Brother Knowles was already a Mason when he came to the Montana Territory; he served as WM of Deer Lodge No. 14 in 1876. In 1879 as Grand Master of Montana Masons Hiram Knowles, had just retired after eleven years as a territorial justice and was an ardent enemy of vigilantism because of his strong association with the courts he found any suggestion of a link between the vigilantes and the Masons as an embarrassment and it was a topic that angered him. During the Annual Communication in 1880, Grand Master Knowles sought legislation to permit what is now known as the conferring of a courtesy degree. “There ought to be some regulation by which an Entered Apprentice from another jurisdiction can be advanced in the jurisdiction where he made his home…without having to undergo an additional apprenticeship,” The recommendation did not pass at that time.

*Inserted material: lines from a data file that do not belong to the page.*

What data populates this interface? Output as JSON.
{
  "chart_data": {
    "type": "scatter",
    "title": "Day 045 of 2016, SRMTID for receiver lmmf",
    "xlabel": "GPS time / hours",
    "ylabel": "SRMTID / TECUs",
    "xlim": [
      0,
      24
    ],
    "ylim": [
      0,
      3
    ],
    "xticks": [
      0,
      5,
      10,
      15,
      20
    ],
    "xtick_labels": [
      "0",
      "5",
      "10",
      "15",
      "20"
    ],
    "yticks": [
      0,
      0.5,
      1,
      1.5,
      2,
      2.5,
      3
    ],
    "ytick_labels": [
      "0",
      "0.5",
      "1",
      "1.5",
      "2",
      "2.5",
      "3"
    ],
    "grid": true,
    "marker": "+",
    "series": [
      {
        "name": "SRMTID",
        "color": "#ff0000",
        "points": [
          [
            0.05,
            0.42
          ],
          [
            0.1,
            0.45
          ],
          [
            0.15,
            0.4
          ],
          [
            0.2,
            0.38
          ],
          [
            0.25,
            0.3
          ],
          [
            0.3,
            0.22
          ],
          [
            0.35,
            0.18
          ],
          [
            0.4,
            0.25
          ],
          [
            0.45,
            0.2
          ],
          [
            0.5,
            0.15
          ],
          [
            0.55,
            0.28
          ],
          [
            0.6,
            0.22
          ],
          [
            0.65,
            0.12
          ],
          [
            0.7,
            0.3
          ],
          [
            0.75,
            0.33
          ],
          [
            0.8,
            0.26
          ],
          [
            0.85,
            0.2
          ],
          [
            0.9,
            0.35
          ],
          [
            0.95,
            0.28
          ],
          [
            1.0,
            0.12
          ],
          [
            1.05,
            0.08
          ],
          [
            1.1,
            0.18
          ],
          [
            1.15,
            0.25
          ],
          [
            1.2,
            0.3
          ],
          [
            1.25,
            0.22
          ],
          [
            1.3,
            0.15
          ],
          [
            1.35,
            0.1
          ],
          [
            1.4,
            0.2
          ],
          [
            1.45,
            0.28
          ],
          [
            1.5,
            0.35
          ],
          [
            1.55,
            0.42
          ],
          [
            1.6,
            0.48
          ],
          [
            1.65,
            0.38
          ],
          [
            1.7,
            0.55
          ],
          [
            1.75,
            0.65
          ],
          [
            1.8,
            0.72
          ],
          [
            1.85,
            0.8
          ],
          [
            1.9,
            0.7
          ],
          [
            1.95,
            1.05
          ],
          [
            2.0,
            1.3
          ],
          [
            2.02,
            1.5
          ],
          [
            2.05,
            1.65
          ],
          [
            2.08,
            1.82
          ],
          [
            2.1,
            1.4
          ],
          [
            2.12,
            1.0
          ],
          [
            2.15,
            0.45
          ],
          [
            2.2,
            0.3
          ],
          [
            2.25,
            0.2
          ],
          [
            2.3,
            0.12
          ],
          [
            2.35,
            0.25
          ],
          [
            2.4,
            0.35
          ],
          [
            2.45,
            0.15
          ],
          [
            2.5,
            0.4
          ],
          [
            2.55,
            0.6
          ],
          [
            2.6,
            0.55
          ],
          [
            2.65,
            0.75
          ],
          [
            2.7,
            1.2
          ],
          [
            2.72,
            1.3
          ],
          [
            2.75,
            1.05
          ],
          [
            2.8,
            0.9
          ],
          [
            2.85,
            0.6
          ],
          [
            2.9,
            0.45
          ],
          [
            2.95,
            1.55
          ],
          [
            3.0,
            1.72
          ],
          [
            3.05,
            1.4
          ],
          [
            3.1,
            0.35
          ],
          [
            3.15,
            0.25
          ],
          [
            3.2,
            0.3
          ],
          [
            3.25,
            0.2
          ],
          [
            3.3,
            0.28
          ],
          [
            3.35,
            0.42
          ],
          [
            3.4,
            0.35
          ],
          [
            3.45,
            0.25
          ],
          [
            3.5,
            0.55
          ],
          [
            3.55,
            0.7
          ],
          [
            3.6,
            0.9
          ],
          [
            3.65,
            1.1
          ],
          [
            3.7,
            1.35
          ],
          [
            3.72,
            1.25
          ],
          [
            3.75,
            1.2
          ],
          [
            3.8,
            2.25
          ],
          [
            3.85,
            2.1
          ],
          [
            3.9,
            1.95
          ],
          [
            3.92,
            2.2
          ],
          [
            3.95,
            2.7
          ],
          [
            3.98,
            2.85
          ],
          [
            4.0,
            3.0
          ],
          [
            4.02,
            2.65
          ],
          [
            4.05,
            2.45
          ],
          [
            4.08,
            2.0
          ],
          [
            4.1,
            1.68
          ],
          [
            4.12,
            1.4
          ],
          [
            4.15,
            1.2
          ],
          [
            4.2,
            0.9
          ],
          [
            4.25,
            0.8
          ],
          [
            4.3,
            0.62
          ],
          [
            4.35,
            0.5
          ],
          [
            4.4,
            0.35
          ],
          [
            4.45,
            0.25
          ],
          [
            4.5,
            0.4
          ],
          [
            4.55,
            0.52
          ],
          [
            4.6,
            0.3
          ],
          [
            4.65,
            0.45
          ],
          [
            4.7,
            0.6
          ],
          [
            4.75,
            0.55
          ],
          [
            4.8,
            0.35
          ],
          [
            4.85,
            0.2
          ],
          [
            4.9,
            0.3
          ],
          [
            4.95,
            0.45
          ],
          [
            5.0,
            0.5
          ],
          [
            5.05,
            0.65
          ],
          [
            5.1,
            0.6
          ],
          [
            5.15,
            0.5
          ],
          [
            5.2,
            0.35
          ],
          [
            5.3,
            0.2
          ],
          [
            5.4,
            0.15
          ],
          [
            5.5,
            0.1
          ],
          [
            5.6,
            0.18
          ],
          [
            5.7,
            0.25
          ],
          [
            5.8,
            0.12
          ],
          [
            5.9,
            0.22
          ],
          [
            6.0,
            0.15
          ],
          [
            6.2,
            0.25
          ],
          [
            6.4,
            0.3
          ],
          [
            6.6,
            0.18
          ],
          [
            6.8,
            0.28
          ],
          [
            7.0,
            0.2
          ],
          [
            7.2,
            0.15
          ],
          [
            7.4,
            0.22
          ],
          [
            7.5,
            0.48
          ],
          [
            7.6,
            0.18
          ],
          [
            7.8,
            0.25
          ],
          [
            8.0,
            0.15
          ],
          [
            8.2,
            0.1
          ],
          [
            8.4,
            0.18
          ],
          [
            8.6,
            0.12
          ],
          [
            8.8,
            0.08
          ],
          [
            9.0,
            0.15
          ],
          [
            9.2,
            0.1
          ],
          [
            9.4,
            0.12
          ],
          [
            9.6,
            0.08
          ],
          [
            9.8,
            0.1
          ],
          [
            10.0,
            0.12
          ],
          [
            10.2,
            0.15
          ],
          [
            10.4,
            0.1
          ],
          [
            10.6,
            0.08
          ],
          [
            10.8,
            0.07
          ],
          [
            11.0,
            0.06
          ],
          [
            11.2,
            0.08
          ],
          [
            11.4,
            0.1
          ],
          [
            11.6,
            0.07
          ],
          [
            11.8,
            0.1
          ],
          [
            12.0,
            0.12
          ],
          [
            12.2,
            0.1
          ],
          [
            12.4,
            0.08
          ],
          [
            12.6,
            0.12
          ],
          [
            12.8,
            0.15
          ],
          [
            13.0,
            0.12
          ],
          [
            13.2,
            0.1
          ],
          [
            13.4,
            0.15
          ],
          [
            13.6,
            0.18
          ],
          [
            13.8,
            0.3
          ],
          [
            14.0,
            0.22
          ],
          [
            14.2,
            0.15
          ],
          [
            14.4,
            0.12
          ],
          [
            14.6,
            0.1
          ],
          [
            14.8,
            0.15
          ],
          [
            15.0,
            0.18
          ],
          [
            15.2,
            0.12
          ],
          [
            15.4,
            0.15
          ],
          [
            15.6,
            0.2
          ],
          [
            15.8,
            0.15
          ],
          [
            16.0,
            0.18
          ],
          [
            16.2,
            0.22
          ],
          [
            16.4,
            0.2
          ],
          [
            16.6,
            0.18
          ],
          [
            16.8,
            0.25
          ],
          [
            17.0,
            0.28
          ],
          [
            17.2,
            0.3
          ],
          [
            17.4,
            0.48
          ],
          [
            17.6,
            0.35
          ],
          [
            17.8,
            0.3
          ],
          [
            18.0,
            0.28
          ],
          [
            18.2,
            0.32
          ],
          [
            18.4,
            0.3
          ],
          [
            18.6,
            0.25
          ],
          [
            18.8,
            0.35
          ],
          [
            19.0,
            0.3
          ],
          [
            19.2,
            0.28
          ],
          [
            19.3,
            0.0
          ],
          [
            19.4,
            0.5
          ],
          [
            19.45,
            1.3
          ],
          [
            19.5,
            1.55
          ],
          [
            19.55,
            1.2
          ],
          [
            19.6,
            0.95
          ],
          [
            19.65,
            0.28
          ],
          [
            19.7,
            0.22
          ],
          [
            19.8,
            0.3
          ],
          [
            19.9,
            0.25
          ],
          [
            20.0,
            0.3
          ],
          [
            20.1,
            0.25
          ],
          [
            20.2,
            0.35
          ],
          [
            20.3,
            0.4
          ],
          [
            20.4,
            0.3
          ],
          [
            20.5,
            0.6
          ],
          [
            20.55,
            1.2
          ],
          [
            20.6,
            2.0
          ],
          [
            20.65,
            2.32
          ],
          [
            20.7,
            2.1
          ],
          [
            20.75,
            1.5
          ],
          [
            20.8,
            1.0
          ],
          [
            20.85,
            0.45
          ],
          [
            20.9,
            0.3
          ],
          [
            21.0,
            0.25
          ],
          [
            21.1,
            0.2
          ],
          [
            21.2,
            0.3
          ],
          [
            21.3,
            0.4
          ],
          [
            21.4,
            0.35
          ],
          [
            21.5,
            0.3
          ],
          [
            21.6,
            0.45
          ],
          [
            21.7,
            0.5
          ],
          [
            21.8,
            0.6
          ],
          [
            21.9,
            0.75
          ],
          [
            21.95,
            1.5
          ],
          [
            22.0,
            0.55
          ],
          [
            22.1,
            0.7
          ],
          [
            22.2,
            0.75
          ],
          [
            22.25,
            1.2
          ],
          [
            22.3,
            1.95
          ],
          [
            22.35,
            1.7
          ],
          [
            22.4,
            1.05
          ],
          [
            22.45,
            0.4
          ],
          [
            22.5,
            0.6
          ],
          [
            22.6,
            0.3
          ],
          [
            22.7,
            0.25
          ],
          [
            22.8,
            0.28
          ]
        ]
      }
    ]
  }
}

An interesting example of one of his rulings as a Judge was in May of 1903 “Helena, Montana, May 18 – Judge Hiram Knowles, in the United States Court here today held in effect that the President had no right to set apart lands as forest reserves which are subject to entry under the homestead laws. The Government sought to recover $28, the value of the twenty logs cut by Matt Blendauer on 160 acres of land he had entered under homestead laws, which had been included as part of Lake Como forest reserve in a Presidential proclamation. The Government also sought damages in the sum of $100. Judge Knowles also overruled the demurrer of the District Attorney to the answer of the defendant in the action. Fifteen townships are involved in the decision and were withdrawn from settlement for the purpose of including them in the forest reserve. It was contended that they were not public lands, because they were held in reserve from 1855 to 1871. The Government bought the lands from the Indians in 1859, paying therefor $100,000. Judge Knowles holds that the act of 1874 did not restore them to the general mass of the public domain, and therefore the President had no right to set them apart as a forest reserve.”